The new work is the first to indicate that cells use persulfides to protect themselves. Coauthor Uladzimir Barayeu, also of the German Cancer Research Center, observed that cells boost their production of persulfides as soon as they are stressed by radicals and are at risk of ferroptotic cell death. The team also determined that persulfides are highly efficient radical scavengers, interrupting the destructive chain reaction that threatens the integrity of cell membranes.

They also describe persulfides’ unusual mechanism for protection. When a persulfide encounters a free radical, it takes on its radical character, thus becoming a radical itself. But the new radical behaves in an unusual way—unlike other radicals, it is extremely inert and incapable of causing damage. It reacts exclusively with itself and produces more persulfides in a subsequent reaction. This means that persulfides hardly consume themselves in the elimination of free radicals, and even a very low concentration of persulfides can effectively eliminate a much higher concentration of radicals.

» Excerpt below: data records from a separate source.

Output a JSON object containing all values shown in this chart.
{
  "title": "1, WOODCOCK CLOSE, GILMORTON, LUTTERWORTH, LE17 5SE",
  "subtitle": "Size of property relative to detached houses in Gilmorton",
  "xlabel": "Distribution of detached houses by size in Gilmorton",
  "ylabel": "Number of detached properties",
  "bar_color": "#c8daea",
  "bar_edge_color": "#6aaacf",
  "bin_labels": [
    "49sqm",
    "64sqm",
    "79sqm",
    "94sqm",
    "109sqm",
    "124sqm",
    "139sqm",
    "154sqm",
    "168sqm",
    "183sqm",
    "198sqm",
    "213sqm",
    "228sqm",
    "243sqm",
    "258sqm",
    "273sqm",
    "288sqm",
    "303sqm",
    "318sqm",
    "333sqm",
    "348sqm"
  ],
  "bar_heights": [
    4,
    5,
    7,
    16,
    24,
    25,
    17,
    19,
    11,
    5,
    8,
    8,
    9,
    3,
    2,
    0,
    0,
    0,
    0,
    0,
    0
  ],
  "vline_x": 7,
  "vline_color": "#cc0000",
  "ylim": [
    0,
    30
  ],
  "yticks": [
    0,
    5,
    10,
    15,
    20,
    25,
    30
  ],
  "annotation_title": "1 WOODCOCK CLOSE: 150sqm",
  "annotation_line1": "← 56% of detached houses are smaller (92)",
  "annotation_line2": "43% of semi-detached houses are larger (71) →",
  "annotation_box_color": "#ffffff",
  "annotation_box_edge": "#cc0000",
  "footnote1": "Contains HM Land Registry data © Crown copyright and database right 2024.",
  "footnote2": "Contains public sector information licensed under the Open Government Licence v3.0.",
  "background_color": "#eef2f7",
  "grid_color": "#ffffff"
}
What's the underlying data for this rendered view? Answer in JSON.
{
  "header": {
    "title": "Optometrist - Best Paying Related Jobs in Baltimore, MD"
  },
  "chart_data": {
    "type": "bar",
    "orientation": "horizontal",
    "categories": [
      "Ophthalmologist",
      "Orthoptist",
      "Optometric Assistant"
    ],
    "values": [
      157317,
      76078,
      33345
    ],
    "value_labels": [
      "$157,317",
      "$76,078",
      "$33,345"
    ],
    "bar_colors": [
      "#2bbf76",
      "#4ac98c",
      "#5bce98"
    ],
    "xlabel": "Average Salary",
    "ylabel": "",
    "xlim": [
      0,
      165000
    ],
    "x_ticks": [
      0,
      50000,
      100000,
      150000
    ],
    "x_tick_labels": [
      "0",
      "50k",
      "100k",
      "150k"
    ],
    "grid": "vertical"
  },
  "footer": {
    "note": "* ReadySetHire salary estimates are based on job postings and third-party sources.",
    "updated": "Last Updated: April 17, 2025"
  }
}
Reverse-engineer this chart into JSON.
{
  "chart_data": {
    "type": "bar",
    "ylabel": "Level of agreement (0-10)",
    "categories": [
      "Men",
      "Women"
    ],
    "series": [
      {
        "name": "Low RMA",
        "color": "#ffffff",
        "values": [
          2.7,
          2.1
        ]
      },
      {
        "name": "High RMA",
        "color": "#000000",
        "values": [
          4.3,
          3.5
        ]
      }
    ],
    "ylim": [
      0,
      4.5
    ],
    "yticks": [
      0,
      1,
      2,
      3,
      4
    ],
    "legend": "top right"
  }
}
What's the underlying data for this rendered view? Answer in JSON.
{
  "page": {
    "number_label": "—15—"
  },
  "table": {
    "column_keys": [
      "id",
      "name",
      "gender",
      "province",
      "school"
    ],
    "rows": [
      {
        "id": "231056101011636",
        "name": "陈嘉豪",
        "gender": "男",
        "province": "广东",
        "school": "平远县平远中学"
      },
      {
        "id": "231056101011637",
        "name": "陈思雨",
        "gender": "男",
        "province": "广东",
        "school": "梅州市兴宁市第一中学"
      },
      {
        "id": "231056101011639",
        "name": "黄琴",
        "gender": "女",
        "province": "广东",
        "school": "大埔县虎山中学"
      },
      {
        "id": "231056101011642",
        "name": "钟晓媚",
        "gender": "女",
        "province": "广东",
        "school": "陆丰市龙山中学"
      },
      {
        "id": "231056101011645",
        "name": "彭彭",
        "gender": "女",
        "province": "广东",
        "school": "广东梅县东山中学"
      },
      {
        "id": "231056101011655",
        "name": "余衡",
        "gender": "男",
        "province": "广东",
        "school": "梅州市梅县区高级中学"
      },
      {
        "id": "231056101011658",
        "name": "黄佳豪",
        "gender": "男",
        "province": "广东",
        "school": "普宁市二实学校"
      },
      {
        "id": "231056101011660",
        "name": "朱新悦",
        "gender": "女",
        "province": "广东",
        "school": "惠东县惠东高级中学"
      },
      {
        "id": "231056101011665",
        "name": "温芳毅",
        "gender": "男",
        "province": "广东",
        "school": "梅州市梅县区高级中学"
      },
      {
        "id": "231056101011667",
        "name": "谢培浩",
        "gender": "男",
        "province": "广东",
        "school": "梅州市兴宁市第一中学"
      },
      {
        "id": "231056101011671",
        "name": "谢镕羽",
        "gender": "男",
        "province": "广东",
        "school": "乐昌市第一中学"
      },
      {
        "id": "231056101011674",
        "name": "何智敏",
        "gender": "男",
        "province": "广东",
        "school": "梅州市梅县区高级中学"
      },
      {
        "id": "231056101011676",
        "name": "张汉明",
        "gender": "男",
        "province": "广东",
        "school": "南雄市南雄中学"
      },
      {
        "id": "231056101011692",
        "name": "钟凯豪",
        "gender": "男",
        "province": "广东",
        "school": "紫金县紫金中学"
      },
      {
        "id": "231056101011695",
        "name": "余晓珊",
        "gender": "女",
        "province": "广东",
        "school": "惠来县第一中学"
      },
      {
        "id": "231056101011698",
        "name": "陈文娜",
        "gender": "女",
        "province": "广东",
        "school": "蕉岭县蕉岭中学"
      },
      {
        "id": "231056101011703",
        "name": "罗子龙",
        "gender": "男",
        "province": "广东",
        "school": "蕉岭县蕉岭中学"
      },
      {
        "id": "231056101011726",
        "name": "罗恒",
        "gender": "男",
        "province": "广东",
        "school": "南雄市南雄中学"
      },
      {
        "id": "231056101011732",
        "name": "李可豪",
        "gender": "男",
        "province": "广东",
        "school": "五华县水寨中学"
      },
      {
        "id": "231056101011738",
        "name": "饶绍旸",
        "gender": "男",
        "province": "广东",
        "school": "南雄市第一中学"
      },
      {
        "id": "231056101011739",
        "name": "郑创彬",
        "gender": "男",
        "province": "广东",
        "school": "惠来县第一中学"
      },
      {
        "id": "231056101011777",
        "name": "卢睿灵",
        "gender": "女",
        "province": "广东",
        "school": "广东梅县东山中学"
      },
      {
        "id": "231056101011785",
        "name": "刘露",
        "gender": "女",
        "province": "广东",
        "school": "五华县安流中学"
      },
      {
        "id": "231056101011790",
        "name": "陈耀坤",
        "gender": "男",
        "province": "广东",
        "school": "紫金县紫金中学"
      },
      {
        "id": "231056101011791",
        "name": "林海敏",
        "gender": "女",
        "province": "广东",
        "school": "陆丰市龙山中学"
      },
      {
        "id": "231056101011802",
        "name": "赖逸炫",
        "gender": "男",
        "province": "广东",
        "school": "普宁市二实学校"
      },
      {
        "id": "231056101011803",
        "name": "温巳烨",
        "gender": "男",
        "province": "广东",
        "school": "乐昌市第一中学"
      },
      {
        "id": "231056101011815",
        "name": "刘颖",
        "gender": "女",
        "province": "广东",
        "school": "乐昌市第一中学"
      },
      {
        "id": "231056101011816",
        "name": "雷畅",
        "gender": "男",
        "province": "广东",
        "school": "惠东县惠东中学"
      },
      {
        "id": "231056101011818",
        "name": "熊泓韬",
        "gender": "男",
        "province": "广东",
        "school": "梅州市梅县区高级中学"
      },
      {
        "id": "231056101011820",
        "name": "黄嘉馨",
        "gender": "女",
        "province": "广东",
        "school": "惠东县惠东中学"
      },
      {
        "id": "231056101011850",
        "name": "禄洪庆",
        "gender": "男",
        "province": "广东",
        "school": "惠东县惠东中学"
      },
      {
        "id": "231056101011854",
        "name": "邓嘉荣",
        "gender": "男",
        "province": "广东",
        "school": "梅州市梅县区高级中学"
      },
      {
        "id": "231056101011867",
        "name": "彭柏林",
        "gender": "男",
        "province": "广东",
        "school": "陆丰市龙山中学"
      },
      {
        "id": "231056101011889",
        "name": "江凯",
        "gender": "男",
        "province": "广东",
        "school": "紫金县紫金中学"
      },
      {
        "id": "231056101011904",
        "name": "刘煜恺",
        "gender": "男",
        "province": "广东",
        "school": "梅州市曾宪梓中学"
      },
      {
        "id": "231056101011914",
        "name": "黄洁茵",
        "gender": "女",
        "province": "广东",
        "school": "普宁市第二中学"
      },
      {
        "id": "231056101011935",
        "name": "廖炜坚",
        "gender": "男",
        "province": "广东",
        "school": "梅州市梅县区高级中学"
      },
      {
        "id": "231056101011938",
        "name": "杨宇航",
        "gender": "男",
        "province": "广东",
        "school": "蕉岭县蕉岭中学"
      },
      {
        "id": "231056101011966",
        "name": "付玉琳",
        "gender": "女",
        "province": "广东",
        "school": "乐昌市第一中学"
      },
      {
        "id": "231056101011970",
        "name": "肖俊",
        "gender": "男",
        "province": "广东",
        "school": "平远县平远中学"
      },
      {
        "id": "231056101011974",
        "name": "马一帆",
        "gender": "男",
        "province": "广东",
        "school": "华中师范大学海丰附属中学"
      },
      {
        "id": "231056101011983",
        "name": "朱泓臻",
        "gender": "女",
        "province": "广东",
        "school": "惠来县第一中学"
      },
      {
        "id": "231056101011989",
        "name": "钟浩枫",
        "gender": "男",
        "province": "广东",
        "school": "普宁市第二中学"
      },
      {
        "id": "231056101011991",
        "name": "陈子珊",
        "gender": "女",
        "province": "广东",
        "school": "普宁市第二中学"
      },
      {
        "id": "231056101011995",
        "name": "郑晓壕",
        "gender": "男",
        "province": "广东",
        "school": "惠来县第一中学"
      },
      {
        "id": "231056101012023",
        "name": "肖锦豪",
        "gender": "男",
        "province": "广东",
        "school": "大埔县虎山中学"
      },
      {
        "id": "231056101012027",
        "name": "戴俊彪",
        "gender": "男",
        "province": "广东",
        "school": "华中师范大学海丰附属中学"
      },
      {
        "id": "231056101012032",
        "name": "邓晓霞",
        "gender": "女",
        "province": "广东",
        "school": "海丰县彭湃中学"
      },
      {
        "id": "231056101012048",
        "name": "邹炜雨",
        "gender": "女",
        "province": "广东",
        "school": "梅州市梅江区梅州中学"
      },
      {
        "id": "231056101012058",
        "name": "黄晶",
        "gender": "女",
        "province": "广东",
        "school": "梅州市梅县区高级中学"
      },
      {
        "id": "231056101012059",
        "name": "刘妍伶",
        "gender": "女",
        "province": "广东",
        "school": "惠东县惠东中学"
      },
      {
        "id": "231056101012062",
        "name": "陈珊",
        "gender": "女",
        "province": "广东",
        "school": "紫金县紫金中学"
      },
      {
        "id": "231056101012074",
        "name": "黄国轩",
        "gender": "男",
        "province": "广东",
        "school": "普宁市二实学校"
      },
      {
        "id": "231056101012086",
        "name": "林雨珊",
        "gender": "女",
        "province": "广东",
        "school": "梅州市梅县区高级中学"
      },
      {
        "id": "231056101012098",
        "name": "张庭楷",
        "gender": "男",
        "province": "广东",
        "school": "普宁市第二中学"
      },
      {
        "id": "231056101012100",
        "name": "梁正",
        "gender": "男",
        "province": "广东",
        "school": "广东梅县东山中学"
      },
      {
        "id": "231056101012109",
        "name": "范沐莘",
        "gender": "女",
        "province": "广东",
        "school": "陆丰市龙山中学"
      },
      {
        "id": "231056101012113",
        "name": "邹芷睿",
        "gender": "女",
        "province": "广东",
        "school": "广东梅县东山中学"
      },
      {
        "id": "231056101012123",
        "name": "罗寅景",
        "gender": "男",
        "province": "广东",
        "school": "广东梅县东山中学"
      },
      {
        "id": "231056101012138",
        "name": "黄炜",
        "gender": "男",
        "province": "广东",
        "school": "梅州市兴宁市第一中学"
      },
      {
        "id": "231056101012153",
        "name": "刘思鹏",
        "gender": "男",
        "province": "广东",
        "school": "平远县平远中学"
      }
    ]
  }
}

The scientists also showed that a cell's ferroptosis sensitivity depends on certain enzymes of sulfur metabolism that generate persulfides.

"Our new results could open up completely new starting points for attacking the internal resistance of cancer cells, for example by pharmacological inhibitors of the enzymes responsible for persulfide production," says Dick.

The findings were published recently in the journal Nature Chemical Biology.